The next time residents of Durham County, North Carolina, feel the itch to spontaneously express political feelings on public grounds, they’d better hope somebody had the foresight to ask permission two days earlier.
The Durham County Commission opened the new year with a proposal to require 48 hours’ notice before any demonstration on County-owned land. “In order to ensure the safety of all involved in and near demonstrations on County grounds prior notification is required if the group will be 50 or more individuals or has the potential of 50 or more individuals,” the rules before the commission on Tuesday state. “If notification is not given within the stated requirements or if a spontaneous group exceeds 50 individuals, the County Manager or his/her designee may determine that those participating in the demonstration on County grounds are trespassing and may request that participants be removed by law enforcement.”
Activists in the area made headlines in August when they pulled down a statue of a Confederate soldier prominently displayed near a county building. The impromptu demonstration came two days after a white supremacist rally in Charlottesville, Virginia, led to the death of a local anti-racism protester when a rally attendee mowed down dozens of peaceful marchers with his car.
The following week, rumors spread of a Charlottesville-style neo-nazi march on symbols of North Carolina’s slave-state heritage, prompting locals into the streets en masse. After those tumultuous days in August, county sheriff Mike Andrews wrote an open letter urging commissioners to tighten rules for street protests. If the new proposal is approved, it would be the first time Durham has required citizens to seek permits for protests — a common rule, though one which police officials often decline to enforce when an unpermitted assembly is deemed peaceful.
The proposal does not explicitly call for police to forcibly break up unpermitted marches, as Andrews proposed in his letter. But it does include open-ended language signaling cops would be empowered to get aggressive in such circumstances.

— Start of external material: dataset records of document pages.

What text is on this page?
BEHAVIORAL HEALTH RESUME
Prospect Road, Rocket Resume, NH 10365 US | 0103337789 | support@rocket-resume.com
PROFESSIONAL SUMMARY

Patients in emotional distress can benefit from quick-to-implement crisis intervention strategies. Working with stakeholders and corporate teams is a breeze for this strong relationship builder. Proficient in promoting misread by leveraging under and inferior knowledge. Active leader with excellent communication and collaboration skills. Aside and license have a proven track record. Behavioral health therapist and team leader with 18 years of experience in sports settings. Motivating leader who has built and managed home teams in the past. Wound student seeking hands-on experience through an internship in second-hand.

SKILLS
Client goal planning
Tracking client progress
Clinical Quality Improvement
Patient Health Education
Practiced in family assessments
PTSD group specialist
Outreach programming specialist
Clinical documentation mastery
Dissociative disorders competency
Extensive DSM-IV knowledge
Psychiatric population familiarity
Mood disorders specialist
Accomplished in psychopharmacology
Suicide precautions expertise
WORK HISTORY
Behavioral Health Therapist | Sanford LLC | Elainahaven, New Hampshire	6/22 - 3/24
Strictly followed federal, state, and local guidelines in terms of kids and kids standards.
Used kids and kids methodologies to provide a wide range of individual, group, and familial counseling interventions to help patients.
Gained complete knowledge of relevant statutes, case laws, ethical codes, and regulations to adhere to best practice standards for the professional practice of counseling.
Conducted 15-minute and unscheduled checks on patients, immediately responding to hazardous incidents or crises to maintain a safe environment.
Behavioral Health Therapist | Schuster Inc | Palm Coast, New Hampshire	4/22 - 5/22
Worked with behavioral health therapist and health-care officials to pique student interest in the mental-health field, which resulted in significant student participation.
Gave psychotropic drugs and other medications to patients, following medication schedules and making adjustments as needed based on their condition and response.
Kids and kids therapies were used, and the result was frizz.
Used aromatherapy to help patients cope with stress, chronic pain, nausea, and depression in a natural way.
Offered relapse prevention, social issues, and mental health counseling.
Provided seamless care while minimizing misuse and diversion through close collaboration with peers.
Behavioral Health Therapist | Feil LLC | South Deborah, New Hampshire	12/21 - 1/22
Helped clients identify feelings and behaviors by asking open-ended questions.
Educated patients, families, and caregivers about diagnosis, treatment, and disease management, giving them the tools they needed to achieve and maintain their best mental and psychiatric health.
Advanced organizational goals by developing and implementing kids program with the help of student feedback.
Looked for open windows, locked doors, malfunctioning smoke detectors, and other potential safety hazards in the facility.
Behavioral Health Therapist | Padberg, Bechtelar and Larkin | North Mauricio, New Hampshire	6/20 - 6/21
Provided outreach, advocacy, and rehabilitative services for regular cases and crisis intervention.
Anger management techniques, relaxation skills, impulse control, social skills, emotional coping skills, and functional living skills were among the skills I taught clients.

It says that “all city ordinances and state statutes should apply” to such demonstrations — invoking a category of local rules that would give men like Andrews carte blanche to handle truly spontaneous mass demonstrators however they pleased.
Andrews’ office convinced local prosecutors to pursue felony rioting charges against the protesters who tore down the Confederate statue in August.
The Durham County tussle over how the justice system should react to a First Amendment assembly where property gets damaged offers a small-scale replica of a fight playing out in other venues around the country.
Hundreds of protesters rounded up and arrested on Inauguration Day still face felony charges in a Washington, D.C. court this winter and spring, as federal prosecutors argue that the black-clad marchers are just as guilty of rioting as the individuals within the group who broke shop windows and set trash cans alight. Police were similarly indiscriminate with pepper spray and handcuffs outside a Trump rally in Arizona over the summer, and after a St. Louis police officer was acquitted on homicide charges this fall.
Street protests governed by a mix of old-school nonviolence and new-age anarchist tactics have become a crucial political tool over the past few years. In 2010 and 2011, the Tea Party and Occupy movements revitalized physical expressions of political disaffect. Since then, national politics have been reshaped by a wide range of physical resistance movements from Black Lives Matter protests to the long-running and initially successful Dakota Access Pipeline blockade on Indian land in the Dakotas. More recently, radical leftists united against the resurgent fascist tendencies of the Trump movement have sought to disrupt or prevent public appearances by right-wing hatemongers.
Conservative-minded officials have embraced confrontation in response to the rise in mass mobilization tactics. Some lawmakers have even tried to make it legal for drivers to run down pedestrian protesters who block roads.
Trump gloried in physical confrontations between his supporters and opposing protesters at rallies throughout his 2016 campaign. When his victory prompted mass mobilization in the streets, high-profile conservatives who backed him were quick to discard traditional rhetoric on the importance of dissent in a democracy and instead call for a crackdown.
The backlash isn’t just a cable-news talking point.
Numerous city and state officials sought new restrictions on protester rights across the country in 2017, prompting alarm among civil liberties groups. After citizens flooded airports nationwide in protest of President Donald Trump’s attempts to restrict travel between several majority-Muslim countries and the United States, officials at Denver International Airport announced demonstrators would have to get a permit a week ahead of time for future actions there. Conservatives in Minnesota tried to give cities the power to sue protest organizers to recoup the cost of police overtime pay incurred by street protests.
A few Republicans in Arizona tried to use state law to go after protest organizers using racketeering laws intended to pursue organized crime syndicates. State lawmakers in North Carolina sought new criminal penalties against the “economic terrorism” of even non-violent protests. Through congressional cronies, oil industry lobbyists urged Attorney General Jeff Sessions to treat physical blockades of pipeline construction as domestic terrorism.
Taken together, these various official actions and legal quests signify a dramatic shift in the traditional balance between basic civil rights and authority. The nation’s commitment to human rights recognized in both the U.S. Constitution and international law has rarely looked so shaky.